連絡しなかったことを水臭いと言われるだろうかと思ったが、セレンもデオも大袈裟なほど跳び上がって喜び、セレンは涙を流してシエルを抱きしめた。

「馬鹿っ!ばかシエル!心配したんだからね!!魔力が戻って本当によかった…っ!」
「ごめんね、セレン…。デオも…」
「…レメが無事ならいいよ。でもあんな無茶なことは二度とすんなよ!」
「うん。もうみんなに心配かけるようなことはしない」

シエルは晴れやかに微笑み、誓いを立てるようにひっしとセレンと抱きしめ合った。
彼女が前と同じように接してくれることに背中を押されたデオは、先延ばしにしてきたけじめをつける覚悟を決めた。

「……それからさ…、あの時はごめん!!レメの気持ち無視してあんなことして…」
「は?あんなことって何よ…もしかしてあんたもシエルに何かしたの?!」

シエルが言葉を返すよりも先に、セレンがデオの胸倉を掴む。
ここで隠して逃れようとするのは卑怯な気がして、告白しようと口を開きかけたとき――それをシエルが止めた。
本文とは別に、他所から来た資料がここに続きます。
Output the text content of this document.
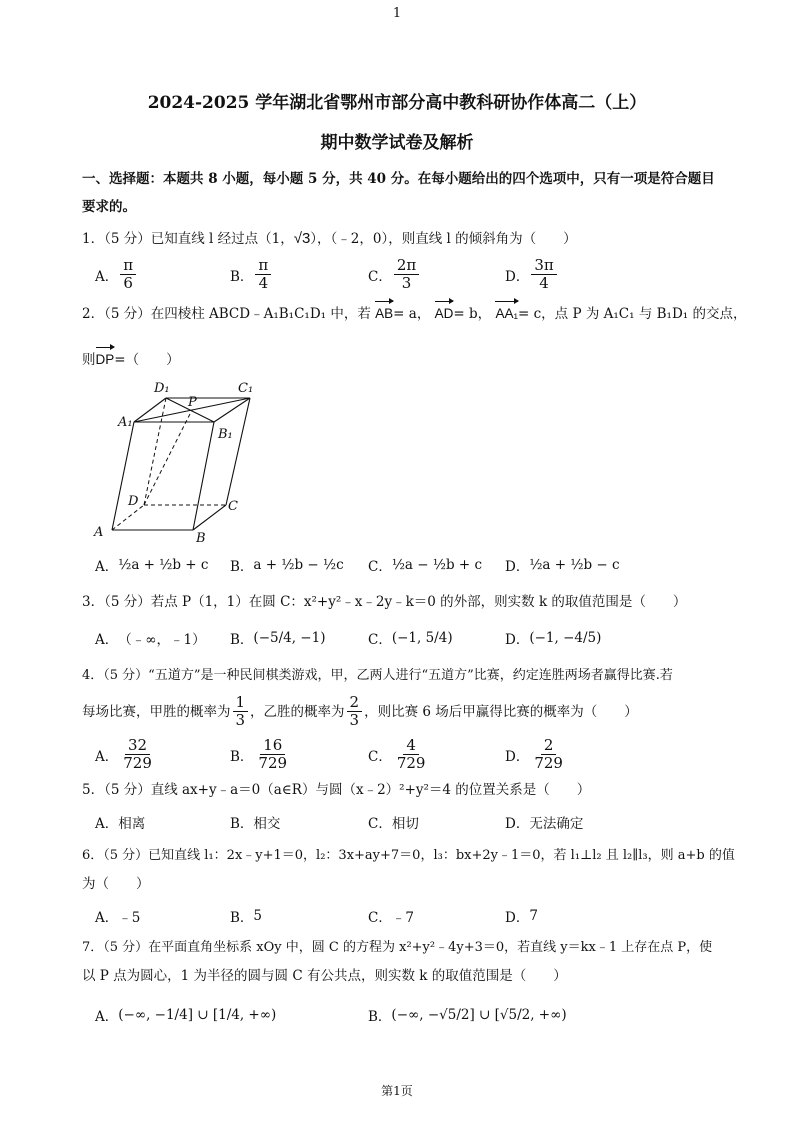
1
2024-2025 学年湖北省鄂州市部分高中教科研协作体高二（上）
期中数学试卷及解析
一、选择题：本题共 8 小题，每小题 5 分，共 40 分。在每小题给出的四个选项中，只有一项是符合题目要求的。
1．（5 分）已知直线 l 经过点（1，√3），（﹣2，0），则直线 l 的倾斜角为（　　）
A． $\frac{\pi}{6}$	B． $\frac{\pi}{4}$	C． $\frac{2\pi}{3}$	D． $\frac{3\pi}{4}$
2．（5 分）在四棱柱 ABCD﹣A₁B₁C₁D₁ 中，若 AB= a， AD= b， AA₁= c，点 P 为 A₁C₁ 与 B₁D₁ 的交点，
则DP=（　　）
D₁	C₁
A₁
B₁
P
D	C
A	B
A． ½a + ½b + c B． a + ½b − ½c C． ½a − ½b + c D． ½a + ½b − c
3．（5 分）若点 P（1，1）在圆 C：x²+y²﹣x﹣2y﹣k＝0 的外部，则实数 k 的取值范围是（　　）
A． （﹣∞，﹣1） B． (−5/4, −1)	C． (−1, 5/4)	D． (−1, −4/5)
4．（5 分）“五道方”是一种民间棋类游戏，甲，乙两人进行“五道方”比赛，约定连胜两场者赢得比赛.若
每场比赛，甲胜的概率为 $\frac{1}{3}$ ，乙胜的概率为 $\frac{2}{3}$ ，则比赛 6 场后甲赢得比赛的概率为（　　）
A． $\frac{32}{729}$	B． $\frac{16}{729}$	C． $\frac{4}{729}$	D． $\frac{2}{729}$
5．（5 分）直线 ax+y﹣a＝0（a∈R）与圆（x﹣2）²+y²＝4 的位置关系是（　　）
A． 相离	B． 相交	C． 相切	D． 无法确定
6．（5 分）已知直线 l₁：2x﹣y+1＝0，l₂：3x+ay+7＝0，l₃：bx+2y﹣1＝0，若 l₁⊥l₂ 且 l₂∥l₃，则 a+b 的值
为（　　）
A． ﹣5	B． 5	C． ﹣7	D． 7
7．（5 分）在平面直角坐标系 xOy 中，圆 C 的方程为 x²+y²﹣4y+3＝0，若直线 y＝kx﹣1 上存在点 P，使
以 P 点为圆心，1 为半径的圆与圆 C 有公共点，则实数 k 的取值范围是（　　）
A． (−∞, −1/4] ∪ [1/4, +∞)	B． (−∞, −√5/2] ∪ [√5/2, +∞)
第1页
「セレン、誤解なの。デオには何にもされてないから。だから手を離してあげて…」
「嘘!絶対なんかあったでしょ!」
「俺は!…ベンの気持ちを試そうとしたんだ。ただそれだけで…本当にごめん…」
「デオ、もういいの。もういいんだよ」

泣きそうに顔を歪めるデオは本当に後悔しているのだろうとシエルは思った。
ふるふると首を横に振って、気にしていないことを伝えるために笑みを浮かべる。
確かにあの時はとても悲しかったが、それは大好きなベンに他の異性とのキスを見られたからではない。
ベンとキスができないこと、叶わない恋なのだと思い知らされたのが苦しかったのだ。
だが想いが通じ合えた今となっては、デオとのことは彼女の中で言われなければ思い出せないほど些末な出来事に変わっていた。
柔らかく微笑むシエルに幼い頃の面影が重なる。
眩しさを覚えたデオが抱き締めようと腕を伸ばした時、二人の間に傍観していたベンが割って入った。
あまりに突然だったので、デオはシエルではなくベンに抱きつくことになった。

「おわっ?!なんだよいきなり…急に出てきたら危ねーだろ!」
「ワーオ。これはなかなか見られない図柄ね~」
「冗談でもやめろ!俺にそんなシュミは――」
「お前には前科があるからな」
「ああ?前科って…」
「今後一切、シエルには触れるな。少しでも触れたらその指を捻り潰す」
「――は?」

誰が聞いても独占欲丸出しの発言に、デオとセレンが息ぴったりに固まった。
奇怪な視線をぶつけられるのもお構いなしに、ベンはシエルの背後から腕を回して抱き締める。

「は…恥ずかしいよ、ベン…」
「そのうち慣れる」
「そういう問題じゃ…」

恥じらうシエルの頬にキスを落とし、非難の籠もった視線を受け止めたベンが愛おしげに目を細める。
その柔らかな表情に見惚れたシエルが頬を朱に染め、二人は至近距離で見つめ合った。
見ているだけで胸焼けしそうな光景があまりに衝撃的すぎて現実に戻って来られない。

(え…なに、どうしたの…?性格変わってない…?)
(おいおい…これ本当にベンか?ベンなのか?)

普段自分の気持ちをはっきり口に出すことも、感情を表に出すことも少ない彼が取るとは思えない行動に唖然とする。
学園の敷地内で堂々といちゃつく二人に通りすがりの生徒達がちらちらと好奇の目を向けているが、ベンはともかくシエルは全く気が付いていない様子だ。
表情の薄さが売りのクールな幼馴染の変貌ぶりに、デオとセレンは瞠目したまま横目で視線を送り合う。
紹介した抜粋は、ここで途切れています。